Is it a matter of skill or is it will?
That’s the question you need to ask yourself when a team member isn’t meeting your expectations as a leader.
Knowing whether the gap in performance is a skill issue or a motivation problem helps you gain the clarity you need to create the most effective solution.
If it turns out to be a skills issue, that is, the employee isn’t capable of performing their tasks to the desired level of safety, quality, and productivity, then training will be your solution.
Provide re-training and checklists, work instructions, pictures, samples, and any other tools so the team member can be reminded of expectations and the right procedures to get the job done.
When the problem is a matter of will, the employee can do the job, but they just aren’t motivated to do it well on a consistent basis. In these scenarios, you can help create a motivational environment by communicating how the job contributes to the bigger picture, provide positive feedback as their performance improves, add some variety to their work and then show your personal attention to them. Make them feel like they’re a valuable member of your team.

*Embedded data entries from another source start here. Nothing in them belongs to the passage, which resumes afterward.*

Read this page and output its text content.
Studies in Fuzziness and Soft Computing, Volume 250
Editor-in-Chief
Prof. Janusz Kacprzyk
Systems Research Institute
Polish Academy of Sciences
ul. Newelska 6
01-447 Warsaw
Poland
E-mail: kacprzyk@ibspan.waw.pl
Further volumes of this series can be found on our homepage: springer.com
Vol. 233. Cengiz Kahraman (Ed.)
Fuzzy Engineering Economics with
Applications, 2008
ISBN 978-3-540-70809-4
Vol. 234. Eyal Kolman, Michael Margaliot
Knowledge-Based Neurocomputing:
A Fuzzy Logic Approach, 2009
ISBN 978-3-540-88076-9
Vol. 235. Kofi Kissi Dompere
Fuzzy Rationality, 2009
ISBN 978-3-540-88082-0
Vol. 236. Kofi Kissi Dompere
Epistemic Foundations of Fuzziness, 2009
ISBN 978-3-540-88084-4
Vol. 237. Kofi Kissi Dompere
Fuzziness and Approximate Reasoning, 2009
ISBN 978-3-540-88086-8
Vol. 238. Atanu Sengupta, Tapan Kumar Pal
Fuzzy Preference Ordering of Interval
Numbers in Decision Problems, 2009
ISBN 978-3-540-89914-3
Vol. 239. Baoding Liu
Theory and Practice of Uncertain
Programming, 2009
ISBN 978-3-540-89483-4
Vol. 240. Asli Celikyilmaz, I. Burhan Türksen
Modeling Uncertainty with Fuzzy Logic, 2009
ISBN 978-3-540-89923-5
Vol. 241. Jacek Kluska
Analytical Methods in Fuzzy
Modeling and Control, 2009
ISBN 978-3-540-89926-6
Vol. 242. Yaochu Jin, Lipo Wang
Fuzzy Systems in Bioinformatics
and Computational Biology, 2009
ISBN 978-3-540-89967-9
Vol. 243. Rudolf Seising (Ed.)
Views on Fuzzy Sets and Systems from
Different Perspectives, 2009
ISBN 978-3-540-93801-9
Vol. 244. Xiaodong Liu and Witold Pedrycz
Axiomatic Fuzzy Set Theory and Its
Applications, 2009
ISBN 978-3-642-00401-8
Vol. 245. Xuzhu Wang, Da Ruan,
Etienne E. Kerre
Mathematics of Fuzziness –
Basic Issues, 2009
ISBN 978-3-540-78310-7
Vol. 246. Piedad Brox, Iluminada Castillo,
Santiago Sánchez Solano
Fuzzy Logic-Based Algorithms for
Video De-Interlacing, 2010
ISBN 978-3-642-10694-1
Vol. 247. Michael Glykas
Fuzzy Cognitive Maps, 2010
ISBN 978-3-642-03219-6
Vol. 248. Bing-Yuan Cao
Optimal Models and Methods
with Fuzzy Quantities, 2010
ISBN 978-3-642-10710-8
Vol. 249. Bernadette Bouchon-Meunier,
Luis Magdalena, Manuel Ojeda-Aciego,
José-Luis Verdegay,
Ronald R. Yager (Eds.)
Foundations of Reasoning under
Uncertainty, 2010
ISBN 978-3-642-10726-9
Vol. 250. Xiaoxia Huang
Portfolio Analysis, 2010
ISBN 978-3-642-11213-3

If you give up on an employee without attempting the above, they’ll feel your sense of hopelessness and it will become increasingly difficult for them to stay motivated.
And then, choose your solution accordingly.
Anybody can hand out disciplinary actions, but the sign of a great leader is one who first gets down to the root of the problem. Make this a staple in your process and you’ll raise the output of your department and make your job easier.
In your experience, are most performance issues related to skill or will?